A Congressional hearing into the outbreak has uncovered what critics view as serious flaws in the way the incident was handled by food regulatory bodies.

One recurring criticism is that disparate agencies have failed to cooperate and communicate effectively, delaying identification of the source of salmonella and fuelling calls for the creation of a single body to oversee food safety.

Currently, 15 federal agencies, including the Food and Drug Administration and the US Department of Agriculture, are responsible for food safety.

However, Sebelius seemingly dismissed calls for the creation of a single food safety body.
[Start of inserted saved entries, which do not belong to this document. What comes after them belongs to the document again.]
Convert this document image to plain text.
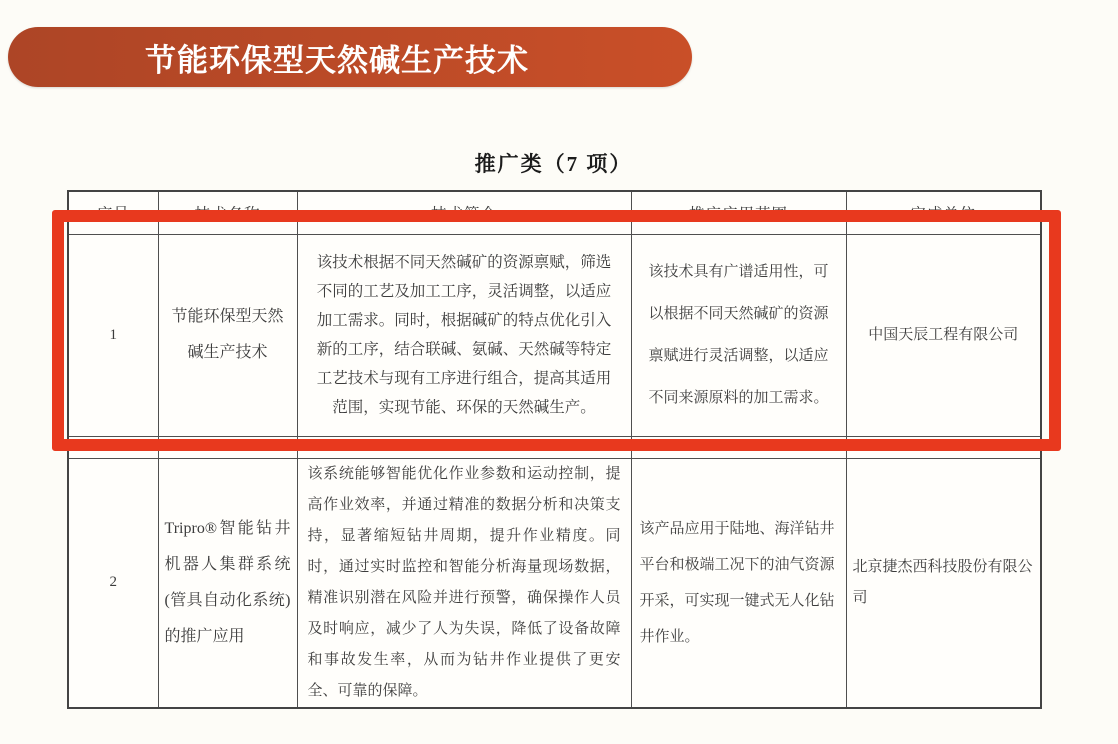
节能环保型天然碱生产技术
推广类（7 项）
序号	技术名称	技术简介	推广应用范围	完成单位
1	节能环保型天然碱生产技术	该技术根据不同天然碱矿的资源禀赋，筛选不同的工艺及加工工序，灵活调整，以适应加工需求。同时，根据碱矿的特点优化引入新的工序，结合联碱、氨碱、天然碱等特定工艺技术与现有工序进行组合，提高其适用范围，实现节能、环保的天然碱生产。	该技术具有广谱适用性，可以根据不同天然碱矿的资源禀赋进行灵活调整，以适应不同来源原料的加工需求。	中国天辰工程有限公司

2	Tripro®智能钻井机器人集群系统(管具自动化系统)的推广应用	该系统能够智能优化作业参数和运动控制，提高作业效率，并通过精准的数据分析和决策支持，显著缩短钻井周期，提升作业精度。同时，通过实时监控和智能分析海量现场数据，精准识别潜在风险并进行预警，确保操作人员及时响应，减少了人为失误，降低了设备故障和事故发生率，从而为钻井作业提供了更安全、可靠的保障。	该产品应用于陆地、海洋钻井平台和极端工况下的油气资源开采，可实现一键式无人化钻井作业。	北京捷杰西科技股份有限公司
“If confirmed as Secretary, I will work to restore trust in the FDA as the leading science-based regulatory agency in the world,” Sebelius said. “I will do so by working to strengthen the FDA’s ability to meet the pressing scientific and global challenges of the 21st century, and by sending a clear message from the top that the President and I expect key decisions at the FDA to be made on the basis of science – period.”

Nevertheless, restoring faith in the existing US food safety system looks set to be an uphill struggle. Yesterday’s revelation that Setton Pistachio of Terra Bella, the second-largest pistachio processor in the US, distributed pistachios contaminated with salmonella, is likely to add weight to calls for reform.

Already various companies – including the likes of PepsiCo’s Frito Lay, Kraft Foods and Kroger – have been forced to recall various products containing the affected nuts.